CEO’ların şirketlerinin büyümesi ve gelişmesine yönelik sağlamaları beklenen katkı artık değişiyor. Şirket yöneticileri, çevik olmak zorunda - değişen müşteri ihtiyaçlarına, hızlanan teknolojik yeniliklere ve rakip firmaların değişim hızına çabuk cevap verecek şekilde aksiyon almaları gerekiyor. Ayrıca, kemikleşmiş yönetim anlayışını ve kurumsal düşünme biçimini sorgulayabilmeleri için, yeni fikirlere her zaman açık olmaları lazım.

Oyunun yeni kuralı

CEO’lar, bir etki yaratmak için daha önceki CEO’lardan daha az zamanları olduğunu düşündüklerinden, bu gereklilik daha da acil hale geliyor. CEO’lara, günümüzde bir CEO’nun ortalama görev süresinin 5 yıl civarında olduğu ifadesine katılıp katılmadıklarını sorduk. Küresel CEO’ların yüzde 74’ü, Türkiye’deki CEO’ların ise yüzde 60’ı buna katıldıklarını ve bu sürenin kariyerlerine başladıklarında daha uzun olduğunu belirtti. Bu görüş, son araştırmaların bulguları ile de uyumlu. Buna göre, yüksek toplam piyasa değerine sahip S&P 500 şirketlerindeki CEO’ların ortalama görev süresi, 2017 yılı sonunda 5 yıldı ve 2013 yılından beri de düşüşte.

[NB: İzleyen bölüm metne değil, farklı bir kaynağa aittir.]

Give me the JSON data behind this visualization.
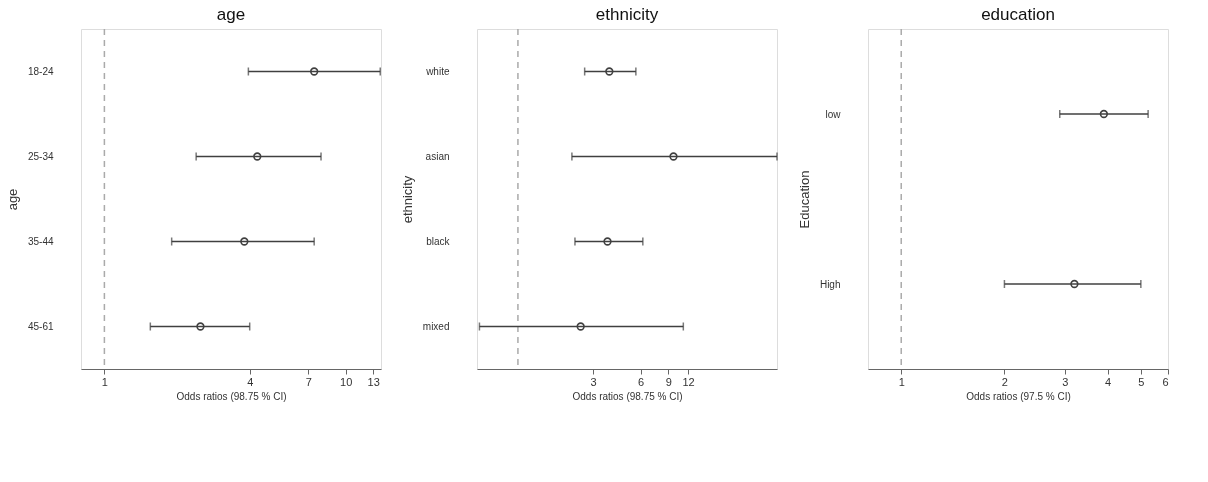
{
  "chart_data": [
    {
      "type": "scatter",
      "orientation": "horizontal",
      "title": "age",
      "xlabel": "Odds ratios (98.75 % CI)",
      "ylabel": "age",
      "categories": [
        "18-24",
        "25-34",
        "35-44",
        "45-61"
      ],
      "values": [
        7.4,
        4.3,
        3.8,
        2.5
      ],
      "errors": [
        [
          3.95,
          13.9
        ],
        [
          2.4,
          7.9
        ],
        [
          1.9,
          7.4
        ],
        [
          1.55,
          4.0
        ]
      ],
      "color": "#404040",
      "marker": "circle",
      "log": "x",
      "xlim": [
        0.8,
        14
      ],
      "xticks": [
        1,
        4,
        7,
        10,
        13
      ],
      "grid": false,
      "ref_lines": [
        {
          "axis": "x",
          "value": 1,
          "color": "#aaaaaa",
          "line_style": "dashed"
        }
      ]
    },
    {
      "type": "scatter",
      "orientation": "horizontal",
      "title": "ethnicity",
      "xlabel": "Odds ratios (98.75 % CI)",
      "ylabel": "ethnicity",
      "categories": [
        "white",
        "asian",
        "black",
        "mixed"
      ],
      "values": [
        3.8,
        9.7,
        3.7,
        2.5
      ],
      "errors": [
        [
          2.65,
          5.6
        ],
        [
          2.2,
          44
        ],
        [
          2.3,
          6.2
        ],
        [
          0.57,
          11.2
        ]
      ],
      "color": "#404040",
      "marker": "circle",
      "log": "x",
      "xlim": [
        0.55,
        44
      ],
      "xticks": [
        3,
        6,
        9,
        12
      ],
      "grid": false,
      "ref_lines": [
        {
          "axis": "x",
          "value": 1,
          "color": "#aaaaaa",
          "line_style": "dashed"
        }
      ]
    },
    {
      "type": "scatter",
      "orientation": "horizontal",
      "title": "education",
      "xlabel": "Odds ratios (97.5 % CI)",
      "ylabel": "Education",
      "categories": [
        "low",
        "High"
      ],
      "values": [
        3.9,
        3.2
      ],
      "errors": [
        [
          2.9,
          5.25
        ],
        [
          2.0,
          5.0
        ]
      ],
      "color": "#404040",
      "marker": "circle",
      "log": "x",
      "xlim": [
        0.8,
        6
      ],
      "xticks": [
        1,
        2,
        3,
        4,
        5,
        6
      ],
      "grid": false,
      "ref_lines": [
        {
          "axis": "x",
          "value": 1,
          "color": "#aaaaaa",
          "line_style": "dashed"
        }
      ]
    }
  ]
}
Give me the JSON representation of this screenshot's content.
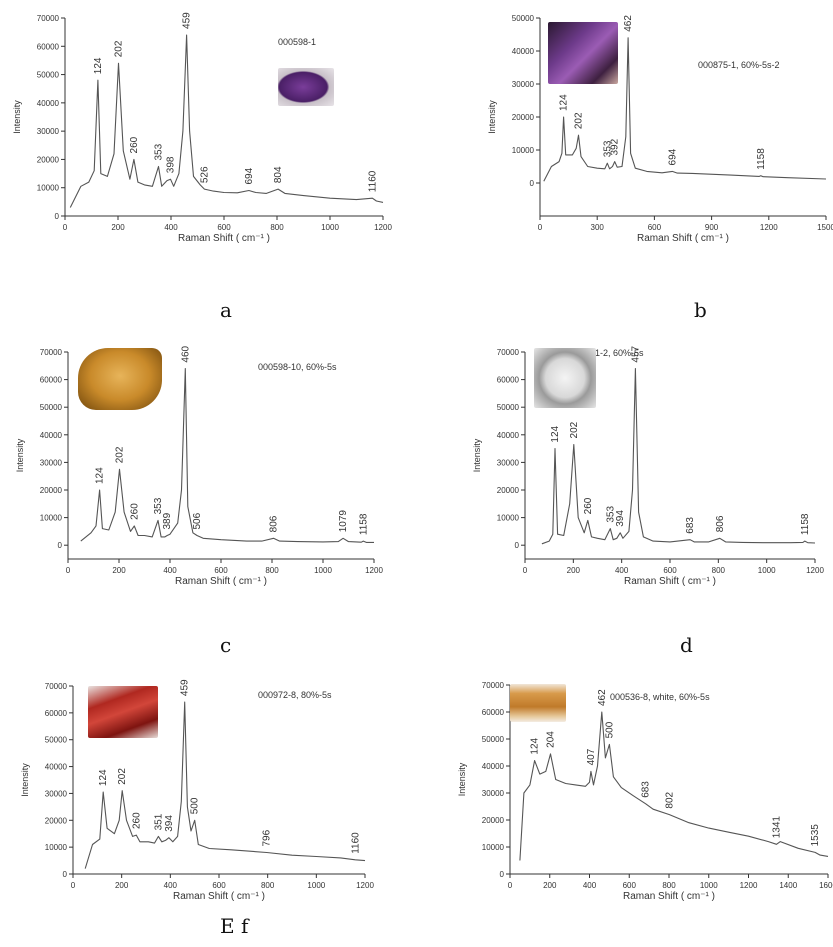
{
  "colors": {
    "line": "#555555",
    "axis": "#333333",
    "text": "#333333"
  },
  "subcaptions": {
    "a": "a",
    "b": "b",
    "c": "c",
    "d": "d",
    "ef": "E f"
  },
  "chart_data": [
    {
      "type": "line",
      "panel": "a",
      "sample": "000598-1",
      "xlabel": "Raman Shift ( cm⁻¹ )",
      "ylabel": "Intensity",
      "xlim": [
        0,
        1200
      ],
      "ylim": [
        0,
        70000
      ],
      "xticks": [
        0,
        200,
        400,
        600,
        800,
        1000,
        1200
      ],
      "yticks": [
        0,
        10000,
        20000,
        30000,
        40000,
        50000,
        60000,
        70000
      ],
      "grid": false,
      "series": [
        {
          "x": [
            20,
            60,
            90,
            110,
            124,
            135,
            160,
            185,
            202,
            220,
            245,
            260,
            275,
            300,
            330,
            353,
            365,
            385,
            398,
            410,
            430,
            445,
            459,
            470,
            485,
            510,
            526,
            560,
            600,
            650,
            694,
            720,
            760,
            804,
            830,
            900,
            1000,
            1100,
            1160,
            1175,
            1200
          ],
          "values": [
            3000,
            10500,
            12000,
            16000,
            48000,
            15000,
            14000,
            22000,
            54000,
            23000,
            13000,
            20000,
            12000,
            11000,
            10500,
            17500,
            10500,
            12500,
            13000,
            10500,
            15000,
            30000,
            64000,
            30000,
            14000,
            11000,
            9500,
            8800,
            8300,
            8200,
            9000,
            8300,
            8000,
            9500,
            8000,
            7200,
            6300,
            5800,
            6300,
            5300,
            4800
          ]
        }
      ],
      "peak_labels": [
        {
          "x": 124,
          "y": 48000,
          "text": "124"
        },
        {
          "x": 202,
          "y": 54000,
          "text": "202"
        },
        {
          "x": 260,
          "y": 20000,
          "text": "260"
        },
        {
          "x": 353,
          "y": 17500,
          "text": "353"
        },
        {
          "x": 398,
          "y": 13000,
          "text": "398"
        },
        {
          "x": 459,
          "y": 64000,
          "text": "459"
        },
        {
          "x": 526,
          "y": 9500,
          "text": "526"
        },
        {
          "x": 694,
          "y": 9000,
          "text": "694"
        },
        {
          "x": 804,
          "y": 9500,
          "text": "804"
        },
        {
          "x": 1160,
          "y": 6300,
          "text": "1160"
        }
      ]
    },
    {
      "type": "line",
      "panel": "b",
      "sample": "000875-1, 60%-5s-2",
      "xlabel": "Raman Shift ( cm⁻¹ )",
      "ylabel": "Intensity",
      "xlim": [
        0,
        1500
      ],
      "ylim": [
        -10000,
        50000
      ],
      "xticks": [
        0,
        300,
        600,
        900,
        1200,
        1500
      ],
      "yticks": [
        0,
        10000,
        20000,
        30000,
        40000,
        50000
      ],
      "grid": false,
      "series": [
        {
          "x": [
            20,
            60,
            100,
            115,
            124,
            135,
            170,
            190,
            202,
            215,
            250,
            300,
            340,
            353,
            365,
            380,
            392,
            405,
            430,
            450,
            462,
            475,
            500,
            560,
            640,
            694,
            720,
            800,
            1000,
            1150,
            1158,
            1170,
            1300,
            1500
          ],
          "values": [
            500,
            5000,
            6500,
            9000,
            20000,
            8500,
            8500,
            10500,
            14500,
            8000,
            5000,
            4500,
            4300,
            6000,
            4300,
            5000,
            6500,
            4800,
            5000,
            14000,
            44000,
            9000,
            4500,
            3500,
            3100,
            3500,
            3000,
            2900,
            2400,
            2000,
            2200,
            1900,
            1600,
            1200
          ]
        }
      ],
      "peak_labels": [
        {
          "x": 124,
          "y": 20000,
          "text": "124"
        },
        {
          "x": 202,
          "y": 14500,
          "text": "202"
        },
        {
          "x": 353,
          "y": 6000,
          "text": "353"
        },
        {
          "x": 392,
          "y": 6500,
          "text": "392"
        },
        {
          "x": 462,
          "y": 44000,
          "text": "462"
        },
        {
          "x": 694,
          "y": 3500,
          "text": "694"
        },
        {
          "x": 1158,
          "y": 2200,
          "text": "1158"
        }
      ]
    },
    {
      "type": "line",
      "panel": "c",
      "sample": "000598-10, 60%-5s",
      "xlabel": "Raman Shift ( cm⁻¹ )",
      "ylabel": "Intensity",
      "xlim": [
        0,
        1200
      ],
      "ylim": [
        -5000,
        70000
      ],
      "xticks": [
        0,
        200,
        400,
        600,
        800,
        1000,
        1200
      ],
      "yticks": [
        0,
        10000,
        20000,
        30000,
        40000,
        50000,
        60000,
        70000
      ],
      "grid": false,
      "series": [
        {
          "x": [
            50,
            90,
            110,
            124,
            135,
            160,
            185,
            202,
            220,
            245,
            260,
            275,
            300,
            330,
            353,
            365,
            380,
            389,
            400,
            430,
            445,
            460,
            470,
            490,
            506,
            530,
            600,
            700,
            760,
            806,
            830,
            900,
            1000,
            1060,
            1079,
            1100,
            1150,
            1158,
            1170,
            1200
          ],
          "values": [
            1500,
            4500,
            7000,
            20000,
            6000,
            5500,
            12000,
            27500,
            12000,
            5000,
            7000,
            3500,
            3500,
            3000,
            9000,
            3000,
            3000,
            3500,
            4000,
            8000,
            20000,
            64000,
            14000,
            4500,
            3500,
            2500,
            2000,
            1500,
            1500,
            2500,
            1500,
            1300,
            1200,
            1300,
            2500,
            1300,
            1100,
            1500,
            1000,
            1000
          ]
        }
      ],
      "peak_labels": [
        {
          "x": 124,
          "y": 20000,
          "text": "124"
        },
        {
          "x": 202,
          "y": 27500,
          "text": "202"
        },
        {
          "x": 260,
          "y": 7000,
          "text": "260"
        },
        {
          "x": 353,
          "y": 9000,
          "text": "353"
        },
        {
          "x": 389,
          "y": 3500,
          "text": "389"
        },
        {
          "x": 460,
          "y": 64000,
          "text": "460"
        },
        {
          "x": 506,
          "y": 3500,
          "text": "506"
        },
        {
          "x": 806,
          "y": 2500,
          "text": "806"
        },
        {
          "x": 1079,
          "y": 2500,
          "text": "1079"
        },
        {
          "x": 1158,
          "y": 1500,
          "text": "1158"
        }
      ]
    },
    {
      "type": "line",
      "panel": "d",
      "sample": "000931-2, 60%-5s",
      "xlabel": "Raman Shift ( cm⁻¹ )",
      "ylabel": "Intensity",
      "xlim": [
        0,
        1200
      ],
      "ylim": [
        -5000,
        70000
      ],
      "xticks": [
        0,
        200,
        400,
        600,
        800,
        1000,
        1200
      ],
      "yticks": [
        0,
        10000,
        20000,
        30000,
        40000,
        50000,
        60000,
        70000
      ],
      "grid": false,
      "series": [
        {
          "x": [
            70,
            100,
            115,
            124,
            135,
            160,
            185,
            202,
            220,
            245,
            260,
            275,
            300,
            330,
            353,
            365,
            380,
            394,
            405,
            430,
            445,
            457,
            470,
            490,
            530,
            600,
            683,
            700,
            760,
            806,
            830,
            900,
            1000,
            1100,
            1150,
            1158,
            1170,
            1200
          ],
          "values": [
            500,
            1500,
            4000,
            35000,
            4000,
            3500,
            15000,
            36500,
            10000,
            4500,
            9000,
            3000,
            2500,
            2000,
            6000,
            2000,
            2500,
            4500,
            2500,
            5000,
            20000,
            64000,
            12000,
            3000,
            1500,
            1200,
            2000,
            1200,
            1200,
            2500,
            1200,
            1000,
            900,
            900,
            1000,
            1500,
            900,
            800
          ]
        }
      ],
      "peak_labels": [
        {
          "x": 124,
          "y": 35000,
          "text": "124"
        },
        {
          "x": 202,
          "y": 36500,
          "text": "202"
        },
        {
          "x": 260,
          "y": 9000,
          "text": "260"
        },
        {
          "x": 353,
          "y": 6000,
          "text": "353"
        },
        {
          "x": 394,
          "y": 4500,
          "text": "394"
        },
        {
          "x": 457,
          "y": 64000,
          "text": "457"
        },
        {
          "x": 683,
          "y": 2000,
          "text": "683"
        },
        {
          "x": 806,
          "y": 2500,
          "text": "806"
        },
        {
          "x": 1158,
          "y": 1500,
          "text": "1158"
        }
      ]
    },
    {
      "type": "line",
      "panel": "E",
      "sample": "000972-8, 80%-5s",
      "xlabel": "Raman Shift ( cm⁻¹ )",
      "ylabel": "Intensity",
      "xlim": [
        0,
        1200
      ],
      "ylim": [
        0,
        70000
      ],
      "xticks": [
        0,
        200,
        400,
        600,
        800,
        1000,
        1200
      ],
      "yticks": [
        0,
        10000,
        20000,
        30000,
        40000,
        50000,
        60000,
        70000
      ],
      "grid": false,
      "series": [
        {
          "x": [
            50,
            80,
            110,
            124,
            140,
            170,
            190,
            202,
            220,
            245,
            260,
            275,
            310,
            335,
            351,
            365,
            380,
            394,
            410,
            430,
            445,
            459,
            470,
            485,
            500,
            515,
            560,
            650,
            796,
            900,
            1000,
            1100,
            1160,
            1200
          ],
          "values": [
            2000,
            11000,
            13000,
            30500,
            17000,
            15000,
            20000,
            31000,
            20000,
            14000,
            14500,
            12000,
            12000,
            11500,
            14000,
            12000,
            12500,
            13500,
            12000,
            14000,
            27000,
            64000,
            25000,
            16000,
            20000,
            11000,
            9500,
            9000,
            8000,
            7000,
            6500,
            6000,
            5300,
            5000
          ]
        }
      ],
      "peak_labels": [
        {
          "x": 124,
          "y": 30500,
          "text": "124"
        },
        {
          "x": 202,
          "y": 31000,
          "text": "202"
        },
        {
          "x": 260,
          "y": 14500,
          "text": "260"
        },
        {
          "x": 351,
          "y": 14000,
          "text": "351"
        },
        {
          "x": 394,
          "y": 13500,
          "text": "394"
        },
        {
          "x": 459,
          "y": 64000,
          "text": "459"
        },
        {
          "x": 500,
          "y": 20000,
          "text": "500"
        },
        {
          "x": 796,
          "y": 8000,
          "text": "796"
        },
        {
          "x": 1160,
          "y": 5300,
          "text": "1160"
        }
      ]
    },
    {
      "type": "line",
      "panel": "f",
      "sample": "000536-8, white, 60%-5s",
      "xlabel": "Raman Shift ( cm⁻¹ )",
      "ylabel": "Intensity",
      "xlim": [
        0,
        1600
      ],
      "ylim": [
        0,
        70000
      ],
      "xticks": [
        0,
        200,
        400,
        600,
        800,
        1000,
        1200,
        1400,
        1600
      ],
      "yticks": [
        0,
        10000,
        20000,
        30000,
        40000,
        50000,
        60000,
        70000
      ],
      "grid": false,
      "series": [
        {
          "x": [
            50,
            70,
            100,
            124,
            150,
            180,
            204,
            230,
            280,
            330,
            380,
            400,
            407,
            420,
            440,
            462,
            480,
            500,
            520,
            560,
            620,
            683,
            720,
            802,
            900,
            1000,
            1100,
            1200,
            1300,
            1341,
            1360,
            1450,
            1535,
            1560,
            1600
          ],
          "values": [
            5000,
            30000,
            33000,
            42000,
            37000,
            38000,
            44500,
            35000,
            33500,
            33000,
            32500,
            34000,
            38000,
            33000,
            40000,
            60000,
            43000,
            48000,
            36000,
            32000,
            29000,
            26000,
            24000,
            22000,
            19000,
            17000,
            15500,
            14000,
            12000,
            11000,
            12000,
            9500,
            8000,
            7000,
            6500
          ]
        }
      ],
      "peak_labels": [
        {
          "x": 124,
          "y": 42000,
          "text": "124"
        },
        {
          "x": 204,
          "y": 44500,
          "text": "204"
        },
        {
          "x": 407,
          "y": 38000,
          "text": "407"
        },
        {
          "x": 462,
          "y": 60000,
          "text": "462"
        },
        {
          "x": 500,
          "y": 48000,
          "text": "500"
        },
        {
          "x": 683,
          "y": 26000,
          "text": "683"
        },
        {
          "x": 802,
          "y": 22000,
          "text": "802"
        },
        {
          "x": 1341,
          "y": 11000,
          "text": "1341"
        },
        {
          "x": 1535,
          "y": 8000,
          "text": "1535"
        }
      ]
    }
  ]
}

Türkiye’deki CEO’ların yüzde 68’si, ortalama 5 yıllık görev süresinin çeviklikle hareket etmeyi daha da önemli hale getirdiğini ifade ediyor.

Görev süresinin ortalama 5 yıl olduğu ifadesine katılan CEO’ların oranı

   

Görev süresinin ortalama 5 yıl olduğu ifadesine katılan CEO’ların oranı

Murat Yeşildere, CEO’ların azalan ortalama görev süresi hakkında şunları söylüyor: CEO’ların üzerindeki performans baskısı giderek artıyor. Daha da önemlisi bu performans beklentisi ile ilgili zaman baskısı da giderek artıyor, tahammül azalıyor. Giderek zorlaşan ve karmaşıklaşan bu denklemde beklentiler gerçekçi olmasa da, bu trendi değiştirebilmek mevcut sistem içinde pek mümkün değil. Durumu zorlaştıran diğer faktör ise, durumun farkında olan CEO’ların (bazılarının) örneklere bakarak ve endişe duyarak, daha kısa vadeli aksiyonlara yönelmeleri, uzun vadeli stratejik adımlardan, yatırımlardan kaçınmaları. Bu baskı, transformasyonel liderliğin gelişmesini engellerken, pragmatizmin artmasına da sebep oluyor.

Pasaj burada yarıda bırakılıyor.